The big picture. Current fashions to political events to the most popular song. What's the weather like? Economic times? Predominate religion? These are jumping off points. Some of these details may never actually show up in the manuscript, but they can influence the world. For instance, your 15-year-old character may not be directly affected by an economic recession (might not even know what the word means), but his parents will be aware of it - the type of house he lives in could be dictated by it - his clothes - even the trends in pop culture (no joke - there's a theory that ties economics inversely to the popularity of vampires/zombies).
The finer details. These nitty-gritties are the tidbits that you normally think about: maps, diagrams, timelines, important notes, so I won't belabor this point. It's critical to keep this organized in a readily accessible way (like Katy's note cards - or whatever works for you). I prefer cloud-based digital files that I can access from anywhere. Whatever works for you, but you'll want these at your fingertips when it comes to writing and revising...instead of scouring your manuscript to remember the name of the main street in Palo Alto.
Character specifics. In fact, I keep all my character interviews and backstories along side these other research notes. This includes their basic traits, tics, and the like. Here's a good place to keep photos that inspired your character. Again, all of these notes should be something easy to refer back to when you need to know if Martha has green eyes or blue.

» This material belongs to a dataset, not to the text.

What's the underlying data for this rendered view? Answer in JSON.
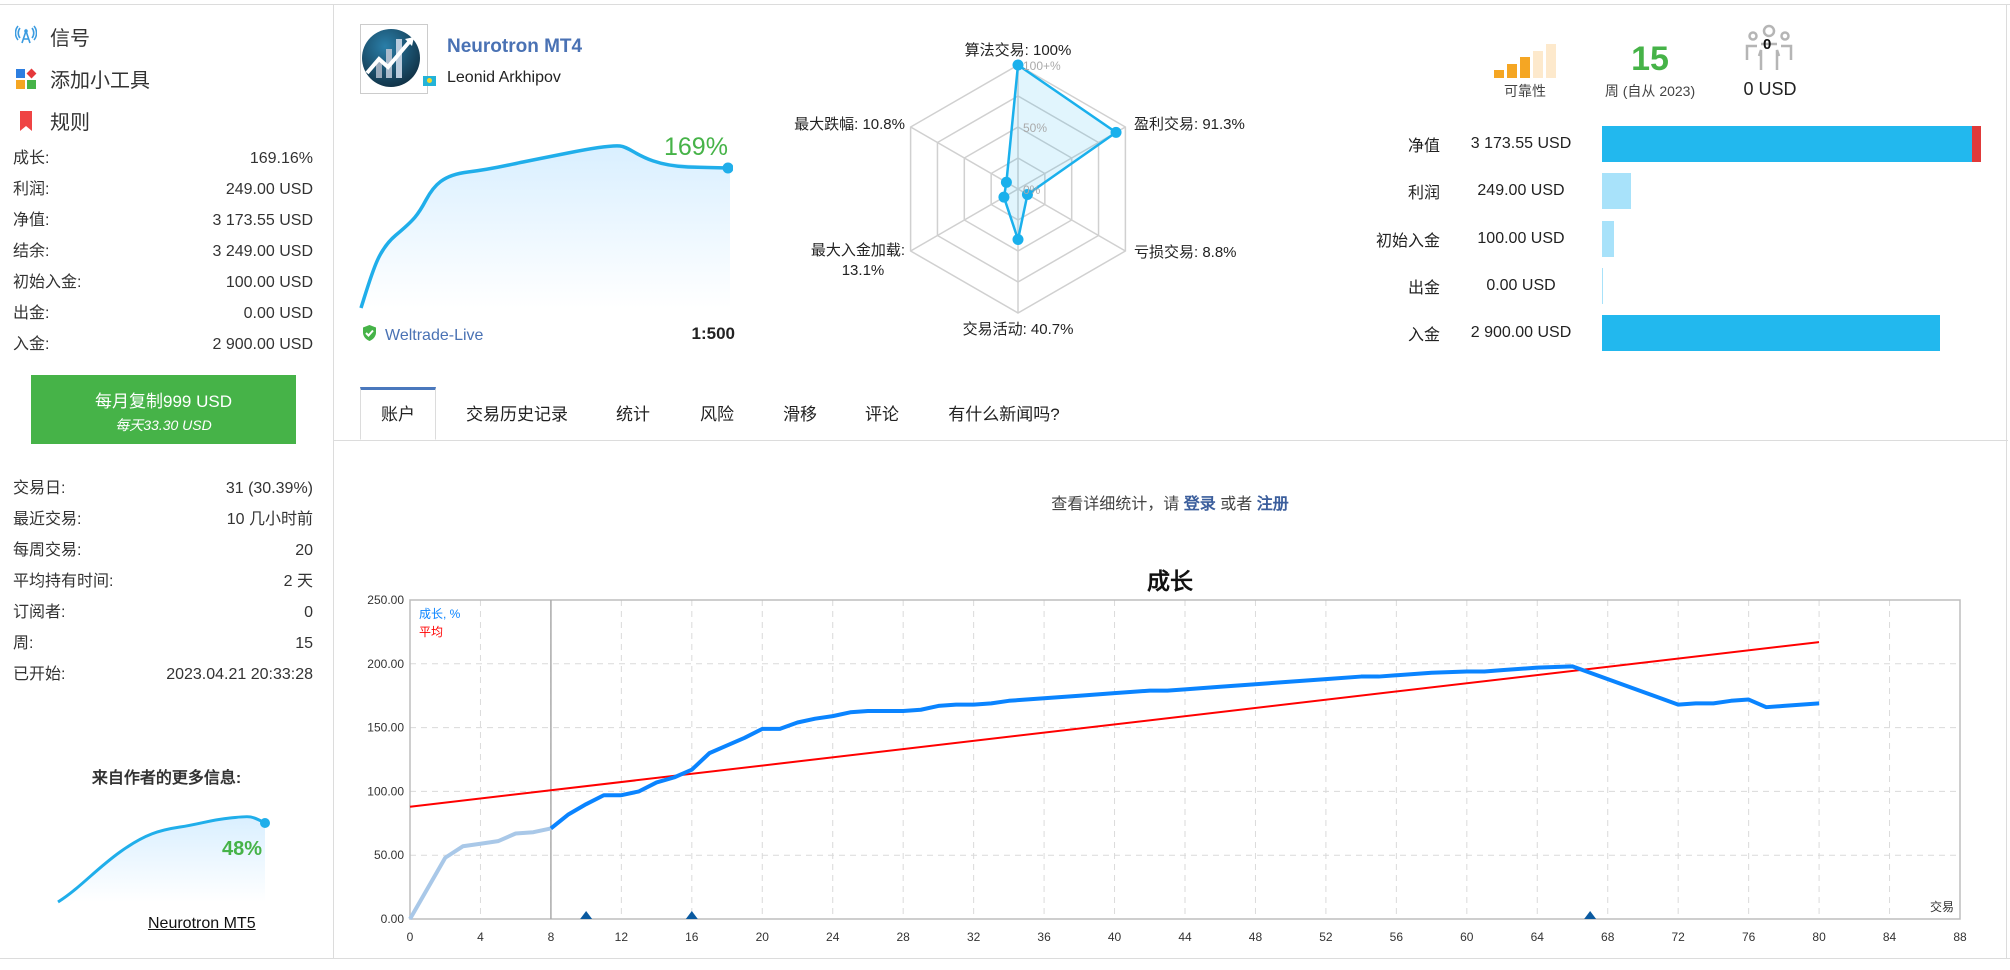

Keep updating. These files/documents are alive. Never be afraid to add or modify as needed. At the very least, go back through and update them at each major revision.
And before you know it, you'll have piles of note cards, shreds of napkins, diagrams, sketches, pinterest boards, and excel spreadsheets (Gawd, I love excel spreadsheets). All of this compiled info, my friends, is your well of authentic details (as Jackie mentioned) that will breathe the life into your characters and world.
1 comments
I've been stockpiling index cards for just this reason.
In other news, you should read (in all your free time) A CONFUSION OF PRINCES by Garth Nix. I'm almost finished with it.